When I was ten, I had pretty regular ten year old interests.
I loved Whitney Houston, books about fairies, and The Golden Girls. I swapped Hello Kitty writing paper with my friends, and took a weekly class called ‘Mime & Dance’. I won the acting awards, but sucked at tap dancing. I played with Barbie dolls, adored my grandmother, and slept every night with a stuffed white bunny tucked under my chin.
Yesterday in Nigeria, a ten year old girl walked into a market place in Maiduguri with a bomb strapped to her tiny body that killed 20 people and injured roughly 20 more. The Islamic militant group Boko Haram, known for their increasing use of women and children as human bombs, are suspected to be behind the carnage. News reports haven’t mentioned the little girl’s name, but I imagine it was something pretty and lyrical in that lovely rhythmic way of African languages.
On any other day this might be front page news, provided nothing too dramatic happened in Australian sport. But this hasn’t been an easy week for the world.

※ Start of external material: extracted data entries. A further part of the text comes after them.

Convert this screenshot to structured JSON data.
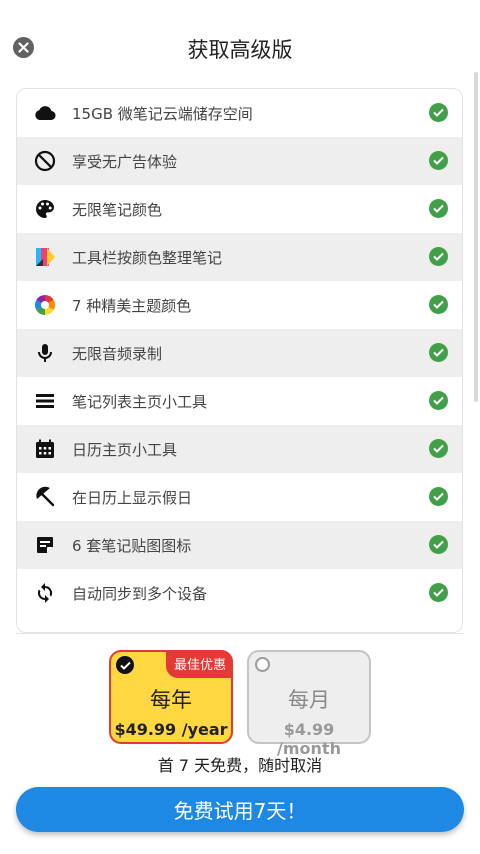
{
  "header": {
    "title": "获取高级版"
  },
  "features": [
    {
      "icon": "cloud-icon",
      "label": "15GB 微笔记云端储存空间"
    },
    {
      "icon": "no-ads-icon",
      "label": "享受无广告体验"
    },
    {
      "icon": "palette-icon",
      "label": "无限笔记颜色"
    },
    {
      "icon": "toolbar-color-icon",
      "label": "工具栏按颜色整理笔记"
    },
    {
      "icon": "color-wheel-icon",
      "label": "7 种精美主题颜色"
    },
    {
      "icon": "microphone-icon",
      "label": "无限音频录制"
    },
    {
      "icon": "list-icon",
      "label": "笔记列表主页小工具"
    },
    {
      "icon": "calendar-icon",
      "label": "日历主页小工具"
    },
    {
      "icon": "beach-umbrella-icon",
      "label": "在日历上显示假日"
    },
    {
      "icon": "sticker-icon",
      "label": "6 套笔记贴图图标"
    },
    {
      "icon": "sync-icon",
      "label": "自动同步到多个设备"
    }
  ],
  "plans": {
    "yearly": {
      "name": "每年",
      "price": "$49.99 /year",
      "badge": "最佳优惠",
      "selected": true
    },
    "monthly": {
      "name": "每月",
      "price": "$4.99 /month",
      "selected": false
    }
  },
  "note": "首 7 天免费，随时取消",
  "cta": {
    "label": "免费试用7天！"
  },
  "colors": {
    "accent": "#1e88e5",
    "check": "#43a047",
    "badge": "#e53935",
    "selected_plan": "#ffd740"
  }
}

Collectively we’re all still reeling from the shootings in Paris, and unfortunately an innocent little soul used as a weapon of mass murder in a notoriously dangerous area doesn’t have quite the same shock value as an unexpected attack in the City of Love. Like a shooting in America, we’ve come to expect it. With a shrug of our shoulders and a shake of our head, we put our palms up in despair and resign ourselves to the world being a crazy place.